Philip Spiess
Richard and Gail: The Walnut Hills cheer I remember endearingly, so much so that I adapted it when teaching Middle School, is: "We fight hard, we fight well; when we fight we fight like Helen in the high chair! Who put her in? Pa! Ma! Sis Boom-bah! Walnut Hills, Walnut Hills, Rah-rah-rah!". (And here's one I made up for my Middle Schoolers: "How do you like your tater salad? How do you like your slaw? How do you like your oysters? Raw, raw, raw!")

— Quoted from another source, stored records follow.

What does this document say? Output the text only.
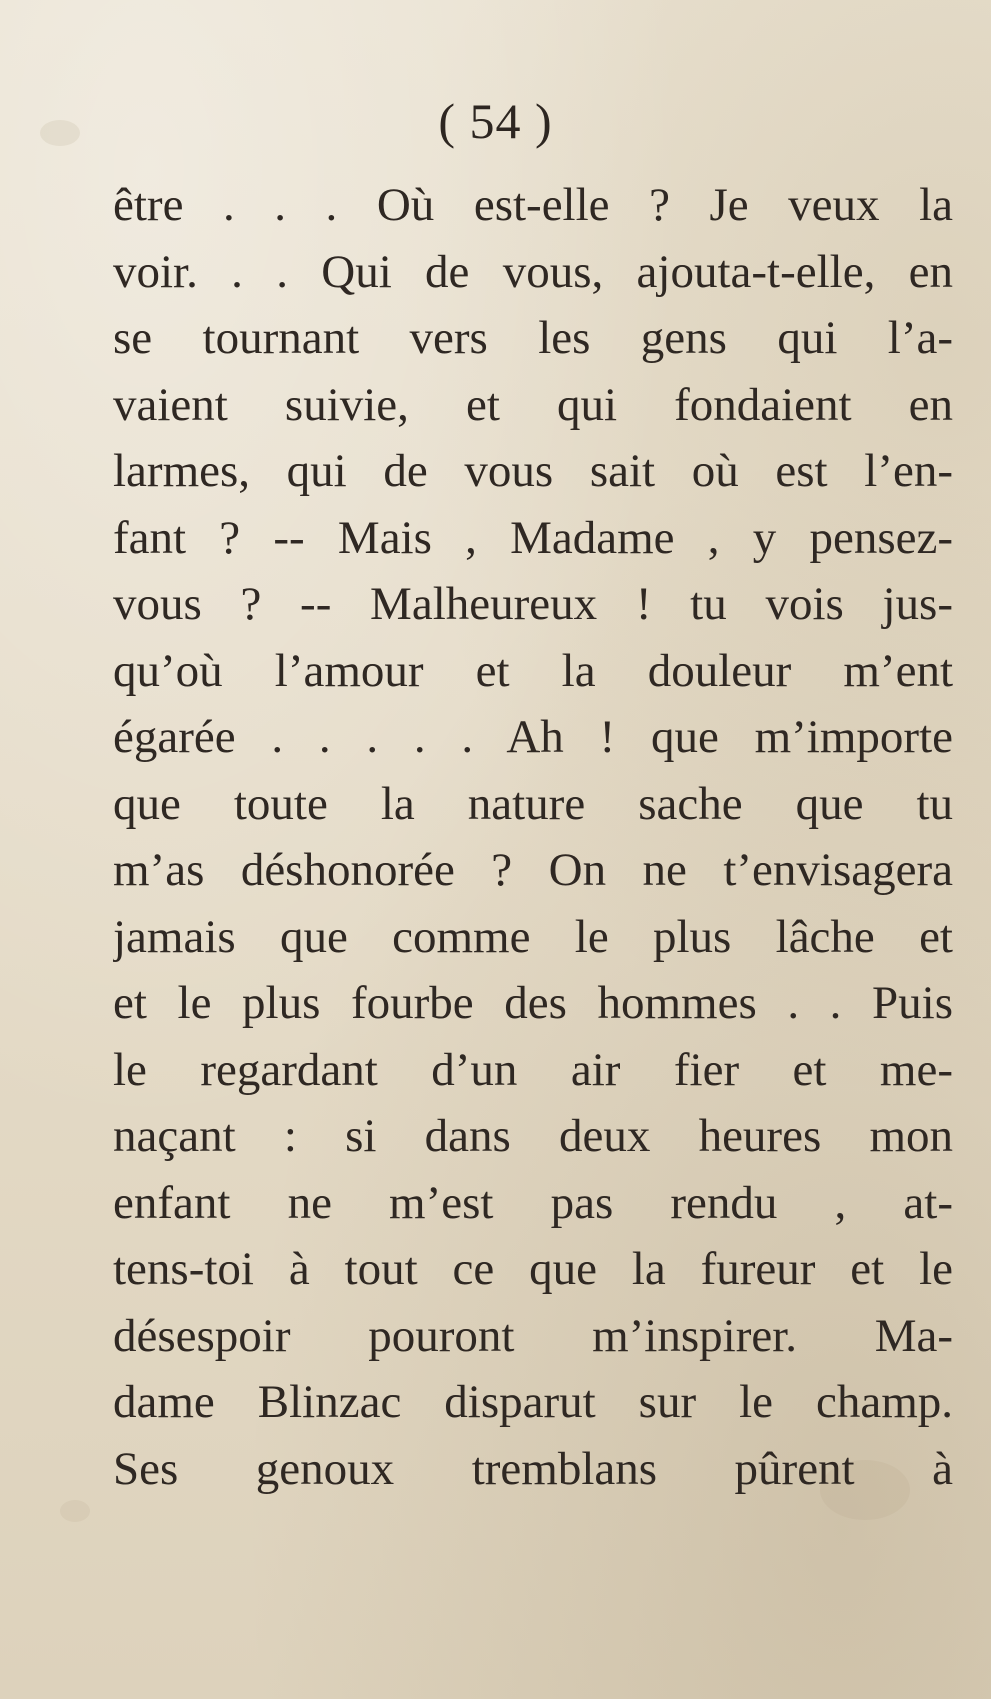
( 54 )
être . . . Où est-elle ? Je veux la
voir. . . Qui de vous, ajouta-t-elle, en
se tournant vers les gens qui l’a-
vaient suivie, et qui fondaient en
larmes, qui de vous sait où est l’en-
fant ? -- Mais , Madame , y pensez-
vous ? -- Malheureux ! tu vois jus-
qu’où l’amour et la douleur m’ent
égarée . . . . . Ah ! que m’importe
que toute la nature sache que tu
m’as déshonorée ? On ne t’envisagera
jamais que comme le plus lâche et
et le plus fourbe des hommes . . Puis
le regardant d’un air fier et me-
naçant : si dans deux heures mon
enfant ne m’est pas rendu , at-
tens-toi à tout ce que la fureur et le
désespoir pouront m’inspirer. Ma-
dame Blinzac disparut sur le champ.
Ses genoux tremblans pûrent à
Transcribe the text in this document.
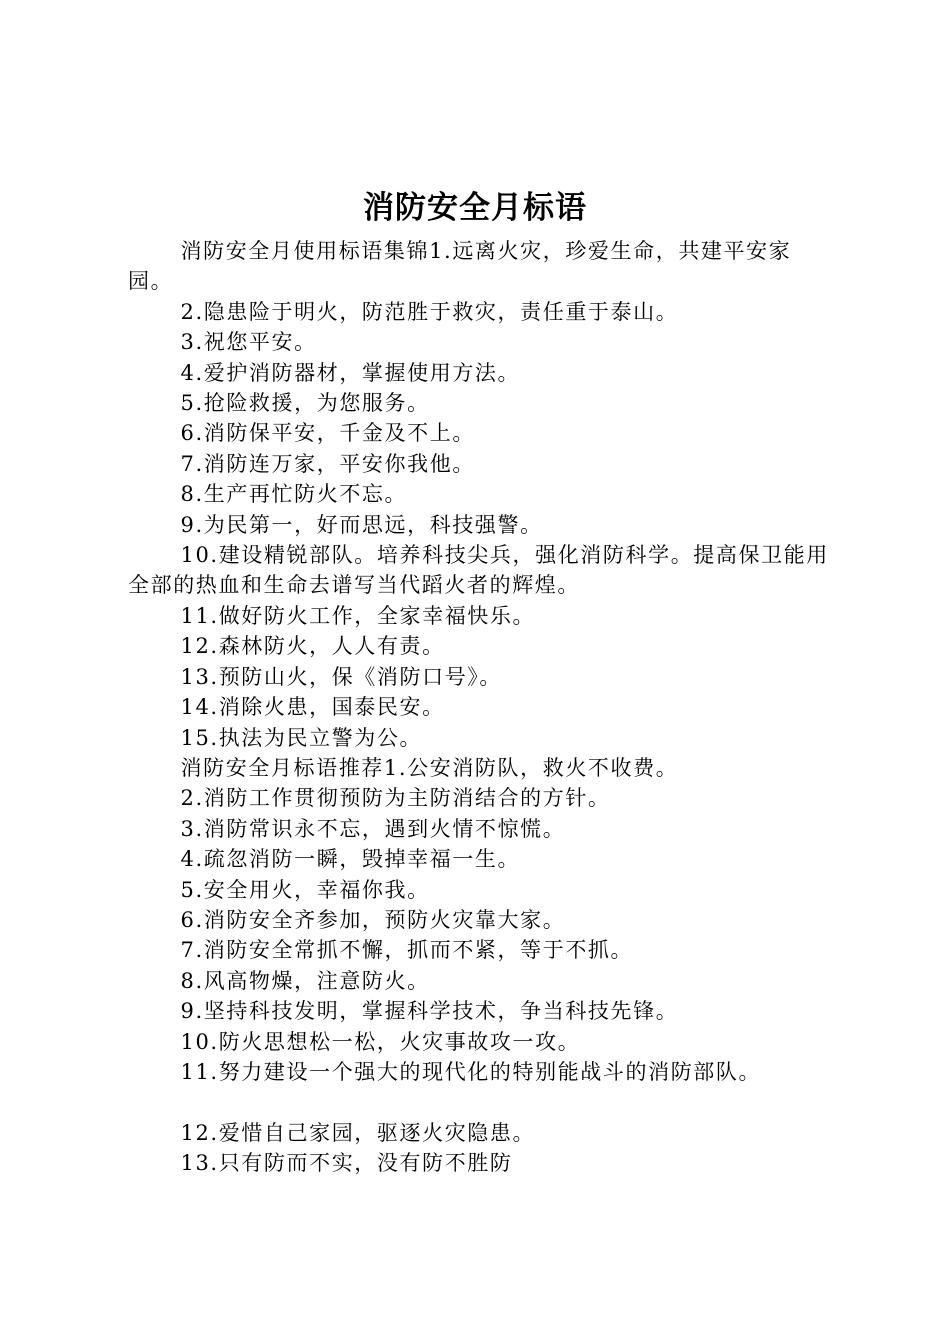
消防安全月标语

消防安全月使用标语集锦1.远离火灾，珍爱生命，共建平安家园。

2.隐患险于明火，防范胜于救灾，责任重于泰山。

3.祝您平安。

4.爱护消防器材，掌握使用方法。

5.抢险救援，为您服务。

6.消防保平安，千金及不上。

7.消防连万家，平安你我他。

8.生产再忙防火不忘。

9.为民第一，好而思远，科技强警。

10.建设精锐部队。培养科技尖兵，强化消防科学。提高保卫能用全部的热血和生命去谱写当代蹈火者的辉煌。

11.做好防火工作，全家幸福快乐。

12.森林防火，人人有责。

13.预防山火，保《消防口号》。

14.消除火患，国泰民安。

15.执法为民立警为公。

消防安全月标语推荐1.公安消防队，救火不收费。

2.消防工作贯彻预防为主防消结合的方针。

3.消防常识永不忘，遇到火情不惊慌。

4.疏忽消防一瞬，毁掉幸福一生。

5.安全用火，幸福你我。

6.消防安全齐参加，预防火灾靠大家。

7.消防安全常抓不懈，抓而不紧，等于不抓。

8.风高物燥，注意防火。

9.坚持科技发明，掌握科学技术，争当科技先锋。

10.防火思想松一松，火灾事故攻一攻。

11.努力建设一个强大的现代化的特别能战斗的消防部队。

12.爱惜自己家园，驱逐火灾隐患。

13.只有防而不实，没有防不胜防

Barbara: As a long-standing member of Stage Crew, I knew that auditorium intimately, in the attic, in the projection (spotlight) booth, back stage (including the trap door midstage, the props closet and the dressing rooms, as well as the photographs in the backstage hallways of dramatic productions dating from Miss Lotze's reign in the 1930s, my mother's period at WHHS), the electrical board (reputed to be the largest in Ohio, with the possible exception of Taft Auditorium), the batten rail with its stage weights (no sandbags here!), under the stage (including the orchestra pit, which was usually covered), and in the Salt Mines (the area so-called under the auditorium itself). Friday nights were the nights we worked alonside the Scenery Painters (largely girls) till 9 p.m., getting ready for shows; we'd send out to the local Frisch's for Big Boys, onion rings, and root beer for supper. The one great fear I had was being sent above that plaster ceiling to change the light bulbs in those five very big central ceiling lights. Mind you, it was a plaster ceiling -- if you stepped on it (or fell on it) you'd go through and be precipitated down onto the sharp backs of those wooden theater seats which were there in our day (neither picture shows them now). Suspended just above that plaster ceiling in the auditorium attic was a series of catwalks, allowing one to move around to do various tasks, such as changing the light bulbs in the ceiling lights or cleaning the glass through which they illuminated the room below. If you look closely (particularly at picture 2), you will see that there were openwork metal grills surrounding the actual lights themselves; these were part of the auditorium's ventilation system.
Therefore -- when you were sent to change a light bulb in one of those central lights, you had to (a) go up into the attic at a point (as I recall) probably inside the first room of the projection booth; (b) climb onto the first catwalk (which kind of swayed), and make your way, by the network of catwalks, to the light in question; (c) said light being located inside a metal drum in the middle of the surround of open metal grillwork (mentioned above), you had to reach from the catwalk over the open grillwork (which, being open, you therefore had a clear view all the way down to the floor of the auditorium, reminding you how far you would fall if you misstepped) to open a door in the metal drum; (d) then (our arms not being long enough) you had to step onto the open metalwork and crouch there while you changed the bulb, hoping like hell that the screws holding the grillwork in place were still sound and screwed in tightly; (e) if the bulb to be changed was on the far side of the drum (I think there were three or four bulbs inside those lights), you actually had to crawl inside the drum and stand on the thick glass of the light (again, hoping it would hold) in order to change the bulb. (I'm perspiring here just writing this after more than 50 years, remembering the experience!). You will understand why, as we Stage Crew guys grew older, we sent the younger (and smaller) guys up to change the bulbs.